Aggregation queries in Cassandra CQL

Question 1

Aggregation is available in cassandra as part of CASSANDRA-4914 which is available in the 2.2.0-rc1 release.

Question 2

In one particular application we're using Cassandra for the write speed and then have the app compact the data down to a more compressed, slightly aggregated summary form. Then we run an hourly job to copy the the summary form to Postgres table. This approach doesn't score highly for elegance, but it's simple and it means that we can run ad-hoc analytic queries without having to complicate the primary data ingress path or having to build bespoke aggregation into the CQL app.

Question 3

Check this out

Native aggregates

Count

The count function can be used to count the rows returned by a query. Example:
SELECT COUNT (*) FROM plays;
SELECT COUNT (1) FROM plays;
It also can be used to count the non null value of a given column:
SELECT COUNT (scores) FROM plays;
Max and Min

The max and min functions can be used to compute the maximum and the minimum value returned by a query for a given column. For instance:
SELECT MIN (players), MAX (players) FROM plays WHERE game = 'quake';
Sum

The sum function can be used to sum up all the values returned by a query for a given column. For instance:
SELECT SUM (players) FROM plays;
Avg

The avg function can be used to compute the average of all the values returned by a query for a given column. For instance:
SELECT AVG (players) FROM plays;

You can also create your own aggregates, more documentation on aggregates here: http://cassandra.apache.org/doc/latest/cql/functions.html?highlight=aggregate

Question 4

Its just a suggestion as we did in our case. To do aggregation on cassandra database, you need to use languages like PIG or HIVE which internally generate map-reduce code which performs very good for large data in the cluster. For that you need to have Hadoop environment set up. After the processing, you can write the processed data in cassandra datbase or sqoop to mysql database.

Question 5

Depending on the nature of your data, if you need to perform aggregation on data such as time series, you should perhaps consider Kdb+.

I was also evaluating Cassandra for storing Timeseries Telemetry data. I thought it was a perfect fit. However, I came to find there are no aggregation functions. Perhaps this is solvable with Pig and Hive. However, if a solution exists that combines data ingest, storage and analytics into a single language, why wouldn't you consider it?

Question 6

I look at Cassandra as a storage engine that has solved the problems of distribution and availability while maintaining scale and performance. The trade off, of course, is flexibility and functionality. It's always going to be a trade off between functionality and performance in the database world.

That being said, Cassandra plays very nice with third party software such as Spark. Spark may prove to be very helpful for your use case. There's an open source connector https://github.com/datastax/spark-cassandra-connector that helps Spark intelligently find and run analytics on Cassandra data.

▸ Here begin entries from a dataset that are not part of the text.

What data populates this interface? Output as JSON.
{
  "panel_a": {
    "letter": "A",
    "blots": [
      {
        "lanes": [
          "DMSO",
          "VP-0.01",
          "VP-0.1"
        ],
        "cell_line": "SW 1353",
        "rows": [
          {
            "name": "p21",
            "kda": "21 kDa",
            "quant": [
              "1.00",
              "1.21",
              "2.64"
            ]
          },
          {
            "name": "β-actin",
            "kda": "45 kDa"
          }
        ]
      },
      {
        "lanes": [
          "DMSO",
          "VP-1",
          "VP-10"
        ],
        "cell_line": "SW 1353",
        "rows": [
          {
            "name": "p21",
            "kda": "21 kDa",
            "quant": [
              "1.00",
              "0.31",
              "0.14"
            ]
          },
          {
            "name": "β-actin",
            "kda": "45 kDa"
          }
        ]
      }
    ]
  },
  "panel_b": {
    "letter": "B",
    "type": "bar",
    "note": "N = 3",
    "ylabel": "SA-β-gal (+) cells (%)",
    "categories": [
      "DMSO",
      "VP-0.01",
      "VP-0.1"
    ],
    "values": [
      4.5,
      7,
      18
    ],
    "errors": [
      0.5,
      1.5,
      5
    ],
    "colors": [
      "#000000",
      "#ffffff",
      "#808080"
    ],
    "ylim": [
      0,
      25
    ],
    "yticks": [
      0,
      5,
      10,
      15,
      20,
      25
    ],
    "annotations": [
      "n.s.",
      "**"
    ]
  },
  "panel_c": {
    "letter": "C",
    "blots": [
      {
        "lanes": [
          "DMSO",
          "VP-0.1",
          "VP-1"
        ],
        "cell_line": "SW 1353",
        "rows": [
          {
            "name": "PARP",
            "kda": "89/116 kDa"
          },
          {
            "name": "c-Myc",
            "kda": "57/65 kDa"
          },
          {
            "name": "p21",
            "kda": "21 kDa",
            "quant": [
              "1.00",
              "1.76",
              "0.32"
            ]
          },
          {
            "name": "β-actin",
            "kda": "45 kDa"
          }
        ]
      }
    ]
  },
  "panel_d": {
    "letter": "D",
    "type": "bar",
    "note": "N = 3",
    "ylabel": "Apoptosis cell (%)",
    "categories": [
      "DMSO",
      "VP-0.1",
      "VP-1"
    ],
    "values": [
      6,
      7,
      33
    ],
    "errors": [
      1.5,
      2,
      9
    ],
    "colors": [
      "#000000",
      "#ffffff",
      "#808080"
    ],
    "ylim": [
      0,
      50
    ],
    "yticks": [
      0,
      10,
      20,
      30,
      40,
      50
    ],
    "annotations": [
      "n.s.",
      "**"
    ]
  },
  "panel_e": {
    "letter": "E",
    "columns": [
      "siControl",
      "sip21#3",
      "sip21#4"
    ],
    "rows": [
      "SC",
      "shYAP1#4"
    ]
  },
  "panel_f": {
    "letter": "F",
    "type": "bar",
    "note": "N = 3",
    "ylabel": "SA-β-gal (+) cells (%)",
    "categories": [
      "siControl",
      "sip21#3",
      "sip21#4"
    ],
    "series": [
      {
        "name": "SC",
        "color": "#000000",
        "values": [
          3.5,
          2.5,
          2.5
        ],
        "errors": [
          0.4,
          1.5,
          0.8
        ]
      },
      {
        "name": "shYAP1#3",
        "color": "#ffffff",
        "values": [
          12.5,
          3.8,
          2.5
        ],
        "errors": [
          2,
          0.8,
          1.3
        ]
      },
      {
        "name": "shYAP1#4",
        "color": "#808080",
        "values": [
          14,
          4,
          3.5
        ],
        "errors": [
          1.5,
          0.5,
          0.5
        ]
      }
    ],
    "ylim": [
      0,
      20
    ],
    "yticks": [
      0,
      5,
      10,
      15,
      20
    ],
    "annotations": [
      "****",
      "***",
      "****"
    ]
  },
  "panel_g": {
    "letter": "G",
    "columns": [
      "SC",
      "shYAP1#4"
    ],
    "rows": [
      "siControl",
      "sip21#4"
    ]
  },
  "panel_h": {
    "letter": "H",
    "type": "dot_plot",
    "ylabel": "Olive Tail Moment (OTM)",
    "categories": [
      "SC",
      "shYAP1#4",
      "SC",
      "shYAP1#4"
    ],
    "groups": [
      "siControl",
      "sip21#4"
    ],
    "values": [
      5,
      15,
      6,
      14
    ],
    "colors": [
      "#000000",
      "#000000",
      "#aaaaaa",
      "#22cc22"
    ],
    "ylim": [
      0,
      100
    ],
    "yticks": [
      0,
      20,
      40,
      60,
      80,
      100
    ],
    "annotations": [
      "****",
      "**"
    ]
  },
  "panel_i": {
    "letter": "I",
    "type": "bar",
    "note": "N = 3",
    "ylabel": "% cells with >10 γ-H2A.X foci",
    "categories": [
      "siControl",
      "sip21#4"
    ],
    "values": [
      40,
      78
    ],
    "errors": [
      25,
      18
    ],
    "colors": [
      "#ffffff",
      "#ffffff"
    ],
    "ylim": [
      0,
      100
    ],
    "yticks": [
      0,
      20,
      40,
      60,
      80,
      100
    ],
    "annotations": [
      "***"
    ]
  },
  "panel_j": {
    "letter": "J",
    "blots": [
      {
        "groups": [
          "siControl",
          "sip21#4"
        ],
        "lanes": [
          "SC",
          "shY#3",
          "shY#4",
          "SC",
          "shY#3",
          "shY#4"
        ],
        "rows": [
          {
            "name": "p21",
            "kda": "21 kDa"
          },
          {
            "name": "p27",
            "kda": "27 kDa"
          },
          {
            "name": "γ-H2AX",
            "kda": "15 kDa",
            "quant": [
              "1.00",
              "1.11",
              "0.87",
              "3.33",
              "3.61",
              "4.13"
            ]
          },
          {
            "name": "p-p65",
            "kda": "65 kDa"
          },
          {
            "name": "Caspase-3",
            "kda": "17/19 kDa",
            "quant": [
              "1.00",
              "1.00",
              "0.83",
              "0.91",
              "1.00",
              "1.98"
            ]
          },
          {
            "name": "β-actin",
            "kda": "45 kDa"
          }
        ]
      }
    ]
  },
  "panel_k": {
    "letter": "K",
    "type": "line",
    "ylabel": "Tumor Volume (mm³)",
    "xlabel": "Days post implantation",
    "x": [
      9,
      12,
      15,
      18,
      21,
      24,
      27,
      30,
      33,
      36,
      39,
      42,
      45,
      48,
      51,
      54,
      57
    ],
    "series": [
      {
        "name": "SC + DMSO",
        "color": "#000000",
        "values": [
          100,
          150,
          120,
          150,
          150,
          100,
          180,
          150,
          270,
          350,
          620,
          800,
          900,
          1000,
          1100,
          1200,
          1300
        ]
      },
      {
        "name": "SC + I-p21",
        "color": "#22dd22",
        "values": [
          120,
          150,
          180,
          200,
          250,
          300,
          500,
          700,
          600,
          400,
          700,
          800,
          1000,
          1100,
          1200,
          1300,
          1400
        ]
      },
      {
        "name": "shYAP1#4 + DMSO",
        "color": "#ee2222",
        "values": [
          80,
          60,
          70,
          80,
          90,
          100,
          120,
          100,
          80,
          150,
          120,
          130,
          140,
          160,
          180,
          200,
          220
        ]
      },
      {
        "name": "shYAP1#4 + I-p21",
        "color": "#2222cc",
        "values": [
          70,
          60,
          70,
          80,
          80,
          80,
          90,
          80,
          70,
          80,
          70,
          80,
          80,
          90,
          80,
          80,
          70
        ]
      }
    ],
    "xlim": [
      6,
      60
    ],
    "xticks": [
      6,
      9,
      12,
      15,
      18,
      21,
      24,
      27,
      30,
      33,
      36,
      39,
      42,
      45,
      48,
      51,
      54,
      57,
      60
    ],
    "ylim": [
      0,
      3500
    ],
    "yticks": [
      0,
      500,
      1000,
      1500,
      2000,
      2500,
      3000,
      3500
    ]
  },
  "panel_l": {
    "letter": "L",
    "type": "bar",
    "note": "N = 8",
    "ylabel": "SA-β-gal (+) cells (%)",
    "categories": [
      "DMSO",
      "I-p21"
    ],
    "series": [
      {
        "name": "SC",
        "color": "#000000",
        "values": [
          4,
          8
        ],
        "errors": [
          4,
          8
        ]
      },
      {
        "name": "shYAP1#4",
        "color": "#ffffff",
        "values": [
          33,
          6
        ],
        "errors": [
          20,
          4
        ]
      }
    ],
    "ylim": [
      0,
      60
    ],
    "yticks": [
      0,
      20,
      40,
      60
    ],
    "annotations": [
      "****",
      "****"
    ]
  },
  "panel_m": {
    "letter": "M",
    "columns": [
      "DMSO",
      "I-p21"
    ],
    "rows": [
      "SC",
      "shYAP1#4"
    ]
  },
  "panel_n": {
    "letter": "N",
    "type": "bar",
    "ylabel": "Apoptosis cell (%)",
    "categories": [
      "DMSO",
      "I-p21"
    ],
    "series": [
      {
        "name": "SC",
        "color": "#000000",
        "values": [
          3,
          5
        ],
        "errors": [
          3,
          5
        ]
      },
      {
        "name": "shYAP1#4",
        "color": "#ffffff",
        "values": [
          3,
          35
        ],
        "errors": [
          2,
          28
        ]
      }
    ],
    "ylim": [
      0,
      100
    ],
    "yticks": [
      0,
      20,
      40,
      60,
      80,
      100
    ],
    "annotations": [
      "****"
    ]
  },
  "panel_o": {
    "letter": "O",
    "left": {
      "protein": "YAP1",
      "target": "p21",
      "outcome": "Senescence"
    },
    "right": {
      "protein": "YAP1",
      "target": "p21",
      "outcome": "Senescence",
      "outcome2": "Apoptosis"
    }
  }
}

SparkSQL allows you to run your SELECT sum's as well as most hive compliant queries.

Question 7

You can create CUSTOM INDEXES into Cassandra using Apache Lucene plugin (https://github.com/Stratio/cassandra-lucene-index) or you could use a different software (search engine data store) that fits your purpose like Elasticsearch (https://www.elastic.co/products/elasticsearch) it's also scalable and open source.

Elasticsearch also can be used along Kibana for data visualization based on your aggregated data.